Bear in mind that the calculated distance from the top of the wall, adjusted for the additional height of the brick paving, was 4.1 meters. Thus the sand was covered by the 7 feet 9-inch tide in the same location where the body of the Somerton Man was found.
The high tide on 1st December 1948 was forecast to be 9 feet, adding 1ft 3-inch to the tide experienced in the same location on April 2nd, 2014.
Had the tide on the 2nd of April 2014 been at 9 feet, the water over the sand would have been that much higher.
It had been a warm night and the average daytime temperature on December 1st, 1948 was 31 C with a high of 41 C. Records show that the temperature at 8 am that day was 30 C. Wind speed was an average of 18 klm per hour.
Weather information for Decmber 1st 1948 from Wolfram Alpha (Link)
TIDE LEVEL 10 MINUTES AFTER HIGH TIDE:
HOW FAST THE TIDE TURNS...
This image was taken looking north, and you can see how the tide has receded leaving smooth undisturbed sand in its wake. On Dember 1st 1948, Constable Moss stated that it was a hot day, heading for the upper 70s. The sand would have dried out quite quickly once the sun got to it.
THE IMPLICATIONS
One of the first reports in the press clearly states that ' The body had not been in the water', similar words to those uttered in evidence at the inquest. The body had not been in the water, Moss described the man's condition being 'Cold and damp', not soaked or wet, the term used was damp. How could that be if as this newly uncovered evidence states, the tide had reached the wall?
If the tide reached the wall and the man had been there then there is no doubt whatsoever that he would have been soaked and not just damp... It looks more and more like he wasn't soaked because he wasn't there.
In this scenario, there is only one answer, the man was placed against the wall after the high tide had receded enough to allow others to undertake that task. I suggest that it would have taken at least two people to move the man given his height and build.
It would also mean that the man seen the previous evening in a similar location may not have been the Somerton Man. Coroner Cleland would have the answer to his question, all the problems go away if this were a different man.
I would go a step further, the problems go away when you learn that the body must have been put there after 4.34 am that morning.
From the Police investigation perspective, the case now becomes a suspected murder, there is enough evidence here to justify that.
For consideration, when you examine all of the documentation, including those of the inquest and its witness statements, there is no mention at all amongst them of the tide and yet it was amongst the highest tides of the year, the Spring/ Neap tide. Why would that be?
THE SIGNIFICANCE
This is a real and significant breakthrough of a huge and far-reaching impact. Not that long ago we had nothing to suggest that the tide would have played a part, and today, we are in a position that strongly suggests that the newly discovered evidence will add extra impetus to the Police case and cause them to rethink what really happened on that night of November 30th/ December 1st, 1948.

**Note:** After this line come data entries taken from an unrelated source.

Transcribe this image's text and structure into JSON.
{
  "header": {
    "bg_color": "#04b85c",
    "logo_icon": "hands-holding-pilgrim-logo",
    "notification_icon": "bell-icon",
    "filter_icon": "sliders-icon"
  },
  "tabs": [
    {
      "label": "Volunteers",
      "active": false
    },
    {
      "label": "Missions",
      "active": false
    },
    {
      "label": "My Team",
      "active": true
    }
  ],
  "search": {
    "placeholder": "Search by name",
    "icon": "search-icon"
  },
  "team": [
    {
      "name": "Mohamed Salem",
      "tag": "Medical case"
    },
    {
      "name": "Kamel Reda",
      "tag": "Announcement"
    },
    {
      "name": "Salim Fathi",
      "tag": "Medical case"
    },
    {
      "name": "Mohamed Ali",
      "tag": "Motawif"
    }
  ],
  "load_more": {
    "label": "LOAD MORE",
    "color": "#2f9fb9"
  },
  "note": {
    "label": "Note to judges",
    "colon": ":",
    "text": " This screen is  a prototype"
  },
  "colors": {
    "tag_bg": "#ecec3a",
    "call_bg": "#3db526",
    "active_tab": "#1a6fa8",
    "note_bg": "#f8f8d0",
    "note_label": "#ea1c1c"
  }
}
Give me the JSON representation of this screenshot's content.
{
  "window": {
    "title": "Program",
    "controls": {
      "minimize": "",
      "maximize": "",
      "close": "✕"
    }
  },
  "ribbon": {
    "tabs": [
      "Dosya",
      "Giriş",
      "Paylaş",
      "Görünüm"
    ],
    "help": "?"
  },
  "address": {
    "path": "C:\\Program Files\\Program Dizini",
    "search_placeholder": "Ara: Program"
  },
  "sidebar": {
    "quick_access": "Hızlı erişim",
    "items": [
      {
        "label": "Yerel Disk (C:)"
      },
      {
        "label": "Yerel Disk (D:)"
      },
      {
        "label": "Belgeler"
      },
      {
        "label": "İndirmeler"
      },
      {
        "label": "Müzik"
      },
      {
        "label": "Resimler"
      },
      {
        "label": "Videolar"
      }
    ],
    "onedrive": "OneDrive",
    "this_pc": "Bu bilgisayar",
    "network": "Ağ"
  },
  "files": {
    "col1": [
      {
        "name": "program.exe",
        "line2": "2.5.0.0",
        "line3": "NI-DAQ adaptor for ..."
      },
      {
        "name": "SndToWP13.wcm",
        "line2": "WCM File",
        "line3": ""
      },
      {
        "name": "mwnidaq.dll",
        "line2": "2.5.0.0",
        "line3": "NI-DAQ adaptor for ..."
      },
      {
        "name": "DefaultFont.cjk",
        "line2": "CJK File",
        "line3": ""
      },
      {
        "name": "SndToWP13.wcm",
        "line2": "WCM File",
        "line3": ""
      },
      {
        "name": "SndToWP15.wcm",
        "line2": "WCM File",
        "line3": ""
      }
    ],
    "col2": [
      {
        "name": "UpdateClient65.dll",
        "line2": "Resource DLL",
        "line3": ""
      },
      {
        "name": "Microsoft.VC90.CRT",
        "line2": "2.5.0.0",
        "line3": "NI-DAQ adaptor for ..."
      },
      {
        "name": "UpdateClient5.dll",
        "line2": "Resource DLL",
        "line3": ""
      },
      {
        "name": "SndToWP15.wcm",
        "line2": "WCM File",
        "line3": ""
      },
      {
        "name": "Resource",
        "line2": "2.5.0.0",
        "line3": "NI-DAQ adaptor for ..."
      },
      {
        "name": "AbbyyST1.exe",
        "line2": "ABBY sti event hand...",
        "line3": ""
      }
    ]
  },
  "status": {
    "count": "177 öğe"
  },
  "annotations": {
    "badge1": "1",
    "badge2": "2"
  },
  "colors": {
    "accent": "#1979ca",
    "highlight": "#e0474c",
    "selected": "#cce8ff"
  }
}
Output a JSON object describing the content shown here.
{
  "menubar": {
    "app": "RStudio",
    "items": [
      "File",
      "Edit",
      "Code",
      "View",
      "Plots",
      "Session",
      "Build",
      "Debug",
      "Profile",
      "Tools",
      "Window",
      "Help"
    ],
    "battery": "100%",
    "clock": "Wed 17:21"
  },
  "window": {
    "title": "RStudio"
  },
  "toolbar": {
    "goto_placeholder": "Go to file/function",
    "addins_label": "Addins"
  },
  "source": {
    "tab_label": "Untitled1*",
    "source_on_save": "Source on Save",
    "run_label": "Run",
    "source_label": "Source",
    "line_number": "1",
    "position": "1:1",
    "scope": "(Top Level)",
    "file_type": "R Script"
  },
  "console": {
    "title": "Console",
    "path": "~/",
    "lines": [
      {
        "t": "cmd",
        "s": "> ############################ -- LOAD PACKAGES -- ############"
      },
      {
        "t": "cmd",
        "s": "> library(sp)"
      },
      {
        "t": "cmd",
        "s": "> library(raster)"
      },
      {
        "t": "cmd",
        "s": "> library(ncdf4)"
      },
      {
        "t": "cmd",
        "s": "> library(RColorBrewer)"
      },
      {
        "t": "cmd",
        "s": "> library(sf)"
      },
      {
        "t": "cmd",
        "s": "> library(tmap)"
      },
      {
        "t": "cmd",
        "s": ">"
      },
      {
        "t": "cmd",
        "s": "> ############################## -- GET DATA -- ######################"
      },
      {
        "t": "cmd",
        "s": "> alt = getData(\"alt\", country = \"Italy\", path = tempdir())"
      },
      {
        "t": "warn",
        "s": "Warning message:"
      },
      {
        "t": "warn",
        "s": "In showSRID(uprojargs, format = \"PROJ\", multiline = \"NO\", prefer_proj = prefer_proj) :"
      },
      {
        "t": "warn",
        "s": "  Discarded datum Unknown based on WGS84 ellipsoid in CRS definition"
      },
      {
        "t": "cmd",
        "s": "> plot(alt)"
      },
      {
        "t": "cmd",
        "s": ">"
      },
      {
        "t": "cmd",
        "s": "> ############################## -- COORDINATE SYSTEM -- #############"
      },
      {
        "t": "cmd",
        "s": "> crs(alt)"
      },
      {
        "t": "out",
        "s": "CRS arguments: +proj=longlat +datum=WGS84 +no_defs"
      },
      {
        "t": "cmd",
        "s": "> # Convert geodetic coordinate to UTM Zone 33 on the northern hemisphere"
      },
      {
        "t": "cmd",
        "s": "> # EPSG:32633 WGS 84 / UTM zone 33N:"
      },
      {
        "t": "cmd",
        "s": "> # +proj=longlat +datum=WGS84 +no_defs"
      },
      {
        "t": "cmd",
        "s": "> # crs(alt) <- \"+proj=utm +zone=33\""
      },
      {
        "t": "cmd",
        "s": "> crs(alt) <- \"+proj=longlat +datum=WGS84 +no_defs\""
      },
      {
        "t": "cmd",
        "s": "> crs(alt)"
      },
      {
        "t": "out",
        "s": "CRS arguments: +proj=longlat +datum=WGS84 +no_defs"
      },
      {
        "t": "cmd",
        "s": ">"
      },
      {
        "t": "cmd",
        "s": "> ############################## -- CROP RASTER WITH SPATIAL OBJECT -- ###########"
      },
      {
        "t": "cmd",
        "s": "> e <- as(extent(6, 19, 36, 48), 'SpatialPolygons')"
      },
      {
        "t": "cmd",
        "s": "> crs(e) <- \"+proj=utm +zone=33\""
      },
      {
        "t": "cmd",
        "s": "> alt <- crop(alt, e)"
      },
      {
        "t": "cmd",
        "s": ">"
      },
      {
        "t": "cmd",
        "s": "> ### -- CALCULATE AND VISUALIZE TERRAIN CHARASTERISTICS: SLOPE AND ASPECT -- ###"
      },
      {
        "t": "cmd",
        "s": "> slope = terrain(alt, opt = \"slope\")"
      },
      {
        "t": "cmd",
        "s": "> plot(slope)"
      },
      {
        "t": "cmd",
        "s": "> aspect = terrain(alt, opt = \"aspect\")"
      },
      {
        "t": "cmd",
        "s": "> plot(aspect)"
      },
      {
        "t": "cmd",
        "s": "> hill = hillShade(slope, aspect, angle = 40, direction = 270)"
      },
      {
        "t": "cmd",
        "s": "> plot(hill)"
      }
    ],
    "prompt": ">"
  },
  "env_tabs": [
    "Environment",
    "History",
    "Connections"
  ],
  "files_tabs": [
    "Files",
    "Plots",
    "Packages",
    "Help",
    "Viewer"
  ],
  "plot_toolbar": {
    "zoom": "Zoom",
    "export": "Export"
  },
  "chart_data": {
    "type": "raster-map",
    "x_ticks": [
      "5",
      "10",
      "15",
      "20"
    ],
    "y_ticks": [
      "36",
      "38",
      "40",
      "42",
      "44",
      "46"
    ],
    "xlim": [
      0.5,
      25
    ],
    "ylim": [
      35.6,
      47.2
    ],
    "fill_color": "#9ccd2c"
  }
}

In my view, when you add this information to earlier breakthrough information including the Microcode on the code page, the Boxall Rubaiyat code and the Danetta code found in Tibor Kaldor's last letter, and even more recently in the copy of the Rubaiyat found with the body of George Marshall as you will read in a later chapter. it is difficult to deny that this is anything other than an espionage case.
Dr. John Luick
I once again extend my sincere thanks and gratitude to our expert witness, Dr. John Luick, his advice, guidance and professionalism have helped this case enormously. We would have been lost without it.